Date de naissance: 10/06/1895  à Romorantin-Lanthenay (41)

Mort pour la France : 05/04/1945 à Marienburg

Parcours dans la résistance :
 

Maurice Marcel GUILLARD alias Le Grand, né le 10 juin 1895 à Romorantin-Lanthenay (41), était un ancien de la Grande Guerre, hôtelier-restaurateur, propriétaire du Central Hôtel à Etretat (76).

Selon Cédric Thomas, il est contacté en 1942 par André Lechevallier, membre de L’Heure H, qui doit à la demande du havrais Henri Chandelier, former de petits groupes paramilitaires dans toute la région étretaise.
« Maurice Guillard accepte avec enthousiasme de « lutter contre les Boches qu’il déteste. Son établissement sera même baptisé dans les milieux anti-allemands « l’Hôtel de la France Libre ».
En restant derrière le zinc, il recueille de précieuses informations auprès des travailleurs venus boire un verre en fin de journée. Tous ces hommes évoquent les nouveaux chantiers de fortifications allemandes , à Antifer, la Poterie, Bruneval, sur les falaises, dans la campagne.

Mais Maurice Guillard ne se contentait pas d’écouter, il assurait depuis mars 1942 selon Brigitte Garin, d'importantes missions de surveillance de la zone côtière interdite d'Etretat.
Son nom figure en tant que membre de L'Heure H dans la liste établie par Gabriel Caillet, autre membre du réseau.

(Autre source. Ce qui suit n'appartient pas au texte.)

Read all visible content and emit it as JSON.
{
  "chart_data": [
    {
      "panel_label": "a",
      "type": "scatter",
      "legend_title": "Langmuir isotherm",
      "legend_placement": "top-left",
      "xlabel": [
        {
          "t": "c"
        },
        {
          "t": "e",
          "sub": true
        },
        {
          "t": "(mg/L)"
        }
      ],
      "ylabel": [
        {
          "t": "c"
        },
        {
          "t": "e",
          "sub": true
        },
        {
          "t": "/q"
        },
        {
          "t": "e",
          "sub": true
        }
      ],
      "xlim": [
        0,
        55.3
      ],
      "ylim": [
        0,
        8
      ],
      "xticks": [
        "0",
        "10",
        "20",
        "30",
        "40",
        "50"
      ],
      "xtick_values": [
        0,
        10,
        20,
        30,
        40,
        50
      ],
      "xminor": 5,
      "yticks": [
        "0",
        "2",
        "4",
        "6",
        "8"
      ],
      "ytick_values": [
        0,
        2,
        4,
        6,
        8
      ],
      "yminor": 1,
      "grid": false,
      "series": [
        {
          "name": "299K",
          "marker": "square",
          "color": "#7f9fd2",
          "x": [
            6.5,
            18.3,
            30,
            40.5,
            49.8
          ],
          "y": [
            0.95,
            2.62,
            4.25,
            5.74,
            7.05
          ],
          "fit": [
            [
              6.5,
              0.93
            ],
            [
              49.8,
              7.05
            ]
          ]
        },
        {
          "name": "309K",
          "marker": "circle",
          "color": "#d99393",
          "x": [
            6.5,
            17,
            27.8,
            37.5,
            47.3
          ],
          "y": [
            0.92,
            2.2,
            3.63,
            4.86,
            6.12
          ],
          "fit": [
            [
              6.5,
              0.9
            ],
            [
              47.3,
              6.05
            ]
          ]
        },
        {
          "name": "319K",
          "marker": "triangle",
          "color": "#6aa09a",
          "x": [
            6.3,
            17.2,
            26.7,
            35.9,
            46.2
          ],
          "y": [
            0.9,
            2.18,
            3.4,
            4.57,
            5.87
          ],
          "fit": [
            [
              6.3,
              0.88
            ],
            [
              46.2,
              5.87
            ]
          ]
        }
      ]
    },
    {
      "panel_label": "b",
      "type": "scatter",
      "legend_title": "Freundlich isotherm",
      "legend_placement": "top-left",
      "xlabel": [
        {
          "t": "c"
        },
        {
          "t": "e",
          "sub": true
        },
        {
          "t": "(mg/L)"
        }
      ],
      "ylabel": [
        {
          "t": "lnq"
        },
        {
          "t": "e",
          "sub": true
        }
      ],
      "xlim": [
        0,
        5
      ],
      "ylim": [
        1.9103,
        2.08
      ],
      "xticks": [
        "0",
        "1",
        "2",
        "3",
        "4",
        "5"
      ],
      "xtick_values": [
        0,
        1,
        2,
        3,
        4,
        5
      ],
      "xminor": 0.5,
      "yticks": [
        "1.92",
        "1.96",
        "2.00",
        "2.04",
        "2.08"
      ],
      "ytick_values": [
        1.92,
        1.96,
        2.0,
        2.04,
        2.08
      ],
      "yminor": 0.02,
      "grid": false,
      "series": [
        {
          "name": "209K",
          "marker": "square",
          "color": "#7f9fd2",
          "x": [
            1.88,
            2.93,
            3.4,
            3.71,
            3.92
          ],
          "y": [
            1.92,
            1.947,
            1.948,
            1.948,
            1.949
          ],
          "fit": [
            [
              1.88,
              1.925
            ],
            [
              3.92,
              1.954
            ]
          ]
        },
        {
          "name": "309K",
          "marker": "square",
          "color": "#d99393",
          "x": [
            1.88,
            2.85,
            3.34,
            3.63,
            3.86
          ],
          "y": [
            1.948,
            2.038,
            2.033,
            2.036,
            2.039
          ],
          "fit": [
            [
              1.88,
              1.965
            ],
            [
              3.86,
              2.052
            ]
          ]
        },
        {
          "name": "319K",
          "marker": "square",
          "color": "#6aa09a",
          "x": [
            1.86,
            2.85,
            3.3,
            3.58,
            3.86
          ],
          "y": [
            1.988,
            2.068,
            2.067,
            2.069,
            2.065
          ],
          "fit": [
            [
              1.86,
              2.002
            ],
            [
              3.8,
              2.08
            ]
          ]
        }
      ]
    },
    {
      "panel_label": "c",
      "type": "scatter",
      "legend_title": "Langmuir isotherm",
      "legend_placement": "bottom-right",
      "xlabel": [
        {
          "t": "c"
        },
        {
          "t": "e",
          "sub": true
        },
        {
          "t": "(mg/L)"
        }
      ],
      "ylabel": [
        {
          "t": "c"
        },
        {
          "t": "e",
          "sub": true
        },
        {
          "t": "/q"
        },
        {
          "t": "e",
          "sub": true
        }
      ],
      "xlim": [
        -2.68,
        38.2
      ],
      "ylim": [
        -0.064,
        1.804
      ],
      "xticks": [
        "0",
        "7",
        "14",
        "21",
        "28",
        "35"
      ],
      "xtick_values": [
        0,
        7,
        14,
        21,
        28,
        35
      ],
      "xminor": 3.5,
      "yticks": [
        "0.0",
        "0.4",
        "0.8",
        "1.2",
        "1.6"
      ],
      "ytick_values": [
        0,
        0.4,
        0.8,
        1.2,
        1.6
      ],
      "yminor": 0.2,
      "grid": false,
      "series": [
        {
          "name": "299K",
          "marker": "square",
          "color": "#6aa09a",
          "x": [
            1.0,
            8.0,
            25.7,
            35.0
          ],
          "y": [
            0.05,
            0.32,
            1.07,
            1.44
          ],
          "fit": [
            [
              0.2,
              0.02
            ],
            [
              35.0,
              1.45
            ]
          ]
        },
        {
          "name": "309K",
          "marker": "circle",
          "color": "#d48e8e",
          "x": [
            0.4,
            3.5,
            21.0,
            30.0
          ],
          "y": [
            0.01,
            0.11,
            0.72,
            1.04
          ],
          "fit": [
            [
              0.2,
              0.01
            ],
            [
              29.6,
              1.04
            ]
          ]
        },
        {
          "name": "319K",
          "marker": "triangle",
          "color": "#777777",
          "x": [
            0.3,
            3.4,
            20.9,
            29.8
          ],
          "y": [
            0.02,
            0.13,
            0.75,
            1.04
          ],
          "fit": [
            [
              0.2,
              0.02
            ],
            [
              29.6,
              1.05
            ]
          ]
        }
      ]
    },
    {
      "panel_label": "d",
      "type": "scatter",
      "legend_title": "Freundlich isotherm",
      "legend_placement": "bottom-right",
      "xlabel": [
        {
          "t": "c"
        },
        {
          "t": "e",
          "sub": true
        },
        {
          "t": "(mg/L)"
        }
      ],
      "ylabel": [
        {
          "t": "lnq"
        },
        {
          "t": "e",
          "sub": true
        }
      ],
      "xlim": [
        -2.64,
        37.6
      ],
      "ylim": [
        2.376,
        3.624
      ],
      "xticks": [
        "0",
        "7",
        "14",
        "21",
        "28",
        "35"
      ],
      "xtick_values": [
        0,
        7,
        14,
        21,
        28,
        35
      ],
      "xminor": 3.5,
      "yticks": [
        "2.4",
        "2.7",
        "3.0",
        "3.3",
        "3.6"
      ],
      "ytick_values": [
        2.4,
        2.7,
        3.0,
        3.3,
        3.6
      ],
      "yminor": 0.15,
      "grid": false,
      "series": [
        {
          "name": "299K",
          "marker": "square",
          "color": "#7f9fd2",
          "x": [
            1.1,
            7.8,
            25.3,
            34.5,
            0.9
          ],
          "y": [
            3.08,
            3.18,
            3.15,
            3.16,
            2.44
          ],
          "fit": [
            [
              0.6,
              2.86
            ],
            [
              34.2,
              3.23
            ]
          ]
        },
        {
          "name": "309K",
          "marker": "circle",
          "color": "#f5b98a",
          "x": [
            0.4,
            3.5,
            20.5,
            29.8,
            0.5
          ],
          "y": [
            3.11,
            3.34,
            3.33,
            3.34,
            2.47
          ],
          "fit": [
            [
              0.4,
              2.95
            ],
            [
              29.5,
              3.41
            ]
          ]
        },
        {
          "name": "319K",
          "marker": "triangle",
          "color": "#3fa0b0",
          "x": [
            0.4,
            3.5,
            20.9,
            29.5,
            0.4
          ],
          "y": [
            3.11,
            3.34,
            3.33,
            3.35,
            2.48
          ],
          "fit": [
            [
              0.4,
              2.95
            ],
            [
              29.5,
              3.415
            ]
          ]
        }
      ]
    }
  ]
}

André Lechevallier qui venait de rencontrer le docteur Paul Denis du réseau Alliance, indiqua après la guerre : « J’incorporais d’office dans le réseau Alliance mon chef de groupe d’Etretat Maurice Guillard, certain qu’il lui serait aisé de connaître tout ce qui se passe par l’intermédiaire de ses hommes ».
Fondé par Georges Lustanau-Lacau et Marie-Hélène Fourcade, Alliance était le plus important des réseaux de renseignement dépendant de l'Intelligence Service britannique (IS) sur le territoire français, et du BCRA (services secrets français) à partir de février ou mars 1944.
Il fonctionna de février 1941 au 8 mai 1945 et compta 2405 membres. Sa vocation principale fut le renseignement militaire sur l'ensemble du territoire occupé et de manière occasionnelle, l'évacuation de parachutistes ou de patriotes traqués, le sabotage d'infrastructures de transport et d'usines.

Maurice Guillard fut arrêté à son domicile le 14 mars 1944 par la Gestapo du Havre, pour appartenance au groupe "Combat" - nom sous lequel les Allemands connaissaient le réseau Salesman (Hamlet), et pour diffusion du journal L'Heure H.

Sans attendre ses camarades pris en même temps que lui qui furent massacrés à la prison de Caen, il est déporté le 27 avril 1944 de Compiègne au KL Auschwitz (convoi dit des Tatoués) où il reçut le matricule 185711.

Le 12 mai, un nouveau convoi fut formé avec 1561 déportés en direction du KL Buchenwald (Thuringe) où il arriva le 14 mai au matin (matricule 52749). ,

Le 24 mai un nouveau convoi de 1000 détenus fut acheminé vers le camp de Flossenbürg (Haut-Palatinat). Maurice Guillard en faisait partie (matricule 9749) et il fut transféré le 4 juin 1944 au Kommando de Flöha qui dépendait du camp (matricule 9954) (B. Garin).
A Floha, ville de Saxe à 13 Km au nord-est de Chemnitz, les détenus étaient affectés à une usine de tissage récemment transformée en atelier de construction de fuselages de Messerschmitt 109).

Devant l’avance alliée, le camp fut évacué le 14 avril 1945 et une "marche de la mort" commença par une Marche de 26 Km par les localités de Augustusburg, Walkirchen, Grossilbers-dorf.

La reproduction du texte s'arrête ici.